Дом Кристано покачал головой.
— Он не станет, если мы попросим его не делать этого.
— Вы наивны, как ребенок, — ухмыльнулся епископ Перегрино. — Ему ведь даже не обязательно возвращать все наши «послания».
Босквинья кивнула:
— Это правда. В его распоряжении окажется жизненно важная информация, и он сможет поступить с ней как захочет: вернуть или задержать. Но я, как и Дом Кристано, верю, что он хороший человек и не откажет нам в помощи.
— Сколько у нас времени? — спросил Дом Кристано. Дона Кристан уже колотила по клавишам терминала.
— Время здесь, на верху схемы. — Босквинья положила ладонь на голограмму и коснулась пальцами колонки, обозначающей отсчет времени.
— Не трать силы на пересылку того, что мы уже распечатали, — сказал Дом Кристано. — Мы всегда сможем загнать информацию обратно вручную. Впрочем, там ее не очень много.
Босквинья повернулась к епископу:
— Я знаю, для вас это трудно…
Епископ ответил ей коротким смешком.
— Трудно!
— Надеюсь, вы хорошо подумаете, прежде чем решитесь отказаться…
— Отказаться?! — Епископ удивленно уставился на нее. — Я что, по-вашему, идиот? Конечно, я презираю псевдорелигию этих богохульников Голосов, но если это единственный путь, который оставил мне Господь для сохранения жизненно важных записей Церкви, плохим бы я был слугой Господа, если бы из гордости отказался воспользоваться им. Наши файлы еще не разобраны, это займет несколько минут, но, я надеюсь, Дети Разума оставят нам время для передачи.
— Сколько, по-вашему, вам потребуется, епископ Перегрино? — спросил Дом Кристано.

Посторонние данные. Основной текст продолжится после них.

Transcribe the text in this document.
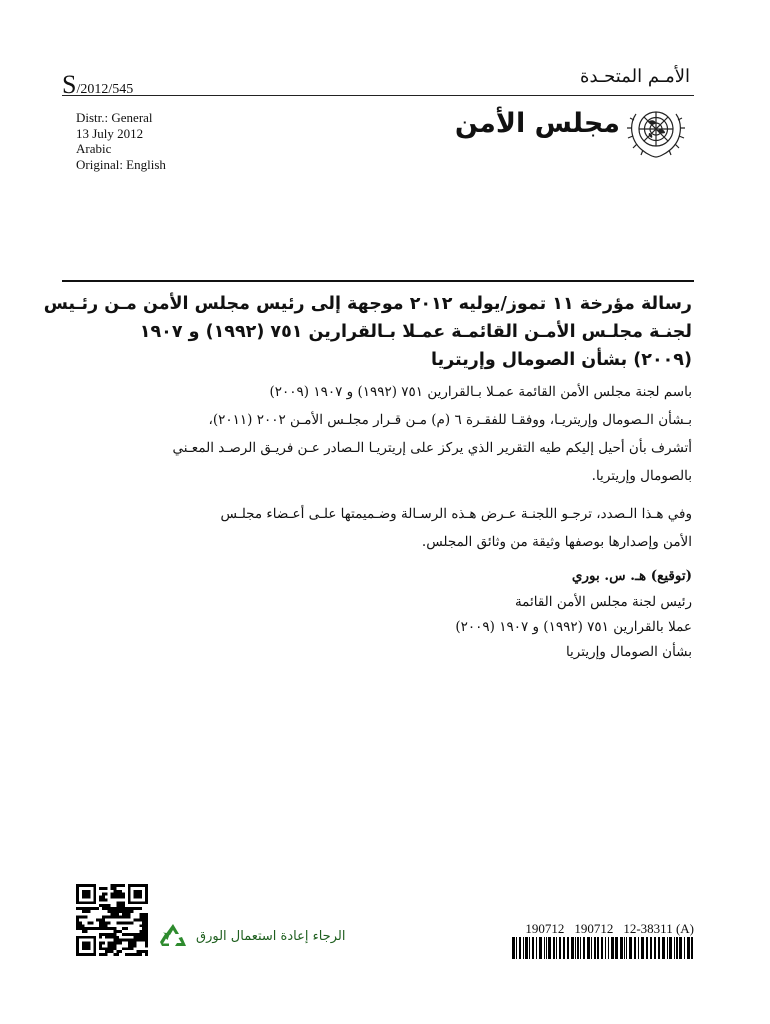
S/2012/545
الأمـم المتحـدة
Distr.: General
13 July 2012
Arabic
Original: English
مجلس الأمن
رسالة مؤرخة ١١ تموز/يوليه ٢٠١٢ موجهة إلى رئيس مجلس الأمن مـن رئـيس
لجنـة مجلـس الأمـن القائمـة عمـلا بـالقرارين ٧٥١ (١٩٩٢) و ١٩٠٧
(٢٠٠٩) بشأن الصومال وإريتريا
باسم لجنة مجلس الأمن القائمة عمـلا بـالقرارين ٧٥١ (١٩٩٢) و ١٩٠٧ (٢٠٠٩)
بـشأن الـصومال وإريتريـا، ووفقـا للفقـرة ٦ (م) مـن قـرار مجلـس الأمـن ٢٠٠٢ (٢٠١١)،
أتشرف بأن أحيل إليكم طيه التقرير الذي يركز على إريتريـا الـصادر عـن فريـق الرصـد المعـني
بالصومال وإريتريا.
وفي هـذا الـصدد، ترجـو اللجنـة عـرض هـذه الرسـالة وضـميمتها علـى أعـضاء مجلـس
الأمن وإصدارها بوصفها وثيقة من وثائق المجلس.
(توقيع) هـ. س. بوري
رئيس لجنة مجلس الأمن القائمة
عملا بالقرارين ٧٥١ (١٩٩٢) و ١٩٠٧ (٢٠٠٩)
بشأن الصومال وإريتريا
الرجاء إعادة استعمال الورق
190712 190712 12-38311 (A)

— Немного. Минут десять, не больше.
Босквинья была удивлена, приятно удивлена. Она боялась, что епископ будет настаивать, чтобы его файлы отправили первыми, прежде записей Детей Разума, что он в очередной раз попробует утвердить примат церковной иерархии над монастырем.
— Благодарю вас, — сказал Дом Кристано, целуя протянутое ему епископское кольцо.
Епископ холодно покосился на Босквинью:
— У вас нет причин для такого удивления, госпожа мэр. Дети Разума имеют дело с мудростью этого мира, а потому более зависимы от мирской техники. Святая Мать Церковь занята вопросами духа, а потому мы используем компьютеры только в административных целях. Что касается Библии — в этом отношении мы довольно старомодны. В соборе есть несколько десятков бумажных, переплетенных в кожу экземпляров. Звездный Конгресс не в силах отобрать у нас Слово Божие. — Он улыбнулся. Злобная получилась улыбка. А вот Босквинья улыбнулась ему вполне дружелюбно.
— Маленький вопрос, — поднял голову Дом Кристано. — Допустим, наши файлы стерты. Мы вернули их. А что, собственно, помешает Звездному Конгрессу стереть их снова?